Still … as Luce doggedly crashed for the umpteenth time on a stranger’s slightly moist sofa, somewhere in the vicinity of a cat litter, I got to wondering. I got to wondering about automation anxiety itself as a species of Americana. The almost-lone refusenik is not the only way to represent resistance to the future decreed by Google et al., right? But I don’t believe there are any workers’ unions anywhere in New Voices. Much as I stan Luce, much as I see where she’s coming from, I’m not sure I like where she’s headed. Social and economic consequences of technological developments are never inevitable -- people matter, and the choices we make can change history -- and I feel like the story’s underlying idiom of ferocious resistance, resilience, and resourcefulness ultimately deserves better than Luce’s stoic rugged individualism, even if it comes with generous side-servings of friendship, community, and countercultural solidarity.

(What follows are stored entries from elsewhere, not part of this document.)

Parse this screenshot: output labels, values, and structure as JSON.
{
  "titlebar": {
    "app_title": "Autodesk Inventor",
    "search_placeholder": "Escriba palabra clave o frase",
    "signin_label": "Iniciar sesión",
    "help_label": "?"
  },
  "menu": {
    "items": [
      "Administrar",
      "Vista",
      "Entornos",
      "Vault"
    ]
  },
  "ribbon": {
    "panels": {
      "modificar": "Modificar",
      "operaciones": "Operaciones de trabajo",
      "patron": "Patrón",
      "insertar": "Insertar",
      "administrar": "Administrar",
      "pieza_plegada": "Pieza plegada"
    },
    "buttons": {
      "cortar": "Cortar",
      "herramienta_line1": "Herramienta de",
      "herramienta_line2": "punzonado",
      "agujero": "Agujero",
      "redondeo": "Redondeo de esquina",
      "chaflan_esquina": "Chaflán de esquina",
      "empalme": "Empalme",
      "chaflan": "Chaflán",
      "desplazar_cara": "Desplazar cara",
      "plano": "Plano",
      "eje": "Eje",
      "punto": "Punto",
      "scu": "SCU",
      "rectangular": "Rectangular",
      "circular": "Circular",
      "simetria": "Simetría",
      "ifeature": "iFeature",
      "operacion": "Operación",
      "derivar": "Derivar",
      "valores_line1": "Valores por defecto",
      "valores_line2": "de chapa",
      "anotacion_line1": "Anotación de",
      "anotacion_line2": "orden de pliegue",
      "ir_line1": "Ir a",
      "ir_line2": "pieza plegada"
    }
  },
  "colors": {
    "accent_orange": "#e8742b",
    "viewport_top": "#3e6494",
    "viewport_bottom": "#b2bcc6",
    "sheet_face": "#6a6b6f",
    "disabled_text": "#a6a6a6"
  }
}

So I can heartily recommend The New Voices, although given how it helps itself to hype like “new kids” and “avant-garde,” I was a little wistful for a few more risks. Then again, what looks like a solid and safe strategy from the outside may well have felt fraught and conflicted from within. If the editors did feel they were taking risks, I’d be interested to know what those were? I guess if anything, some of these tales felt a bit too polished, almost as though they were ticking the boxes of what a really good piece of speculative short fiction should do. I’m looking at you, Sam J. Miller’s ‘Calved’: oh, you’re you’re going to deftly deploy ice imagery as you explore taciturn masculinities at the intersection of class, race, and sexuality, in a gritty climate change-centric near future, are you? Well, that really annoys me for some reason.

I was very grateful for the slow boil of Kelly Robson’s ‘A Study in Oils,’ the gung-ho chibi space opera japes of Suzanne Palmer’s ‘The Secret Life of Bots,’ the ‘here-is-a-robot-dinosaur’-ness of Darcie Little Badger’s ‘Robo-Liopleurodon!’, and the rough, ungainly energy of Vina Jie-Min Prasad’s ‘A Series of Steaks,’ which is very much “maybe the real getting blackmailed to 3D print boutique beef by a shadowy cartoonish villain ... was the friends we met along the way!”